Fornication was rife in those heathen countries, a common sin; but the saints were to keep their vessels in sanctification and honour, not allowing their passions and lusts to have dominion over them as the heathen who did not know God; much less for any one to overreach his brother in such a matter, for the Lord was the avenger of all such; God had not called them to uncleanness, but to sanctification. It was not despising man, but despising God to do such things, who had given them His holy spirit.
But, 3rd, their sanctification was bound up with brotherly love. We know we have passed from death unto life because we love the brethren, and this carried out would be practical separation from the world. In fact it was to own the Father in contrast with the world. This was positive sanctification, they were taught of God to love one another, and indeed all the brethren in Macedonia (cp. 3:12,) but he besought them that they might increase more and more, and to do good and study to be quiet and to do their own business, and to work with their own hands (as the Apostles commanded them) that they might walk with honesty towards them that were without, and that they might have lack of nothing.
The coming of the Lord is now brought before the young saints to comfort them in connection with their departed relatives (1 Thess. 4:13-18), and in connection with this the two stages of it are distinctly brought out, 1st, to illustrate how the Lord will bring back with him to His kingdom those that have departed before, and 2nd, ch. 5, to show the saints full salvation from the day of the Lord—the Day of Judgment—to the world (ch. 5:1-11).
The Thessalonian believers had evidently but an indistinct notion of the Lord’s coming. Paul and his helpers, as I have shown before, had left them at a very early stage, having given them the general hope of the Lord’s coming without detail. Some of their brethren had in the mean time died. What had become of them? Would they partake of the blessings of the coming of the Lord? These were some of the questions that would arise in the young believers minds. They were taught about the Lord’s coming back to take the kingdom. Would their departed brethren lose their reward? The Apostle now writes to comfort them and gives them full instruction. He would not have them ignorant concerning those that were asleep, that they might not sorrow as those that had no hope of seeing them again; for if they believed that Jesus died and rose again, even so them also that slept in Jesus would God bring with Him, when He returned to set up His kingdom over the earth.

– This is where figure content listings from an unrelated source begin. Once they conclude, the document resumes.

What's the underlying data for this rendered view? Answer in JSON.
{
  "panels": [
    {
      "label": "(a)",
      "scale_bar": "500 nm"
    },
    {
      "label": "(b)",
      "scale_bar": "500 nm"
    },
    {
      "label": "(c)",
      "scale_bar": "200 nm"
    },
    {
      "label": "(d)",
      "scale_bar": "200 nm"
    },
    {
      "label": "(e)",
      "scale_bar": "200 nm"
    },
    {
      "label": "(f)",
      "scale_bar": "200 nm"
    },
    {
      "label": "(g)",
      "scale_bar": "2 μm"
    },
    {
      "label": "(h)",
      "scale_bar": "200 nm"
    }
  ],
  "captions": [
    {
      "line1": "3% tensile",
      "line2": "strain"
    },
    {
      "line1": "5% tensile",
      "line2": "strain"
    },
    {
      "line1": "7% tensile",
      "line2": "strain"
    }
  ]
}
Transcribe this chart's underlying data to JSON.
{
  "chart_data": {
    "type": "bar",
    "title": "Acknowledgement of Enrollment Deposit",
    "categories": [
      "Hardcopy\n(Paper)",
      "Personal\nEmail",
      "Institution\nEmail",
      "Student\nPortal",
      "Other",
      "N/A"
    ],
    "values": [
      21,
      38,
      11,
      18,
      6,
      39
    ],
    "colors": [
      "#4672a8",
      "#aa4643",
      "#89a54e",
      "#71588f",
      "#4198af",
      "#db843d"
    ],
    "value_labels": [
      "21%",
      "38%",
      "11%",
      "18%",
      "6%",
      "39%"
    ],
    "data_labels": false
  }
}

But how return with Him, if they had died? The following verses are a parenthesis to show how this would take place. He said this to them by the word of the Lord, it was a revelation to him that, they which were alive and remained on the earth, at the time of the Lord’s coming should not go before those that were asleep; for the Lord Himself would descend from heaven with a shout, with the voice of the archangel and with the trump of God, and the dead in Christ should rise first; then those that were alive, and remained on the earth at this time, would be caught up together with them to meet the Lord in the air, and so should dead and living be together for ever with the Lord. They would be thus all translated to the glory first, and then return together with the Lord when He came to set up His kingdom on earth. Thus instead of sorrowing, they were to comfort one another in this hope. They would rejoin one another in that day, yea the dead ones would be first to rise.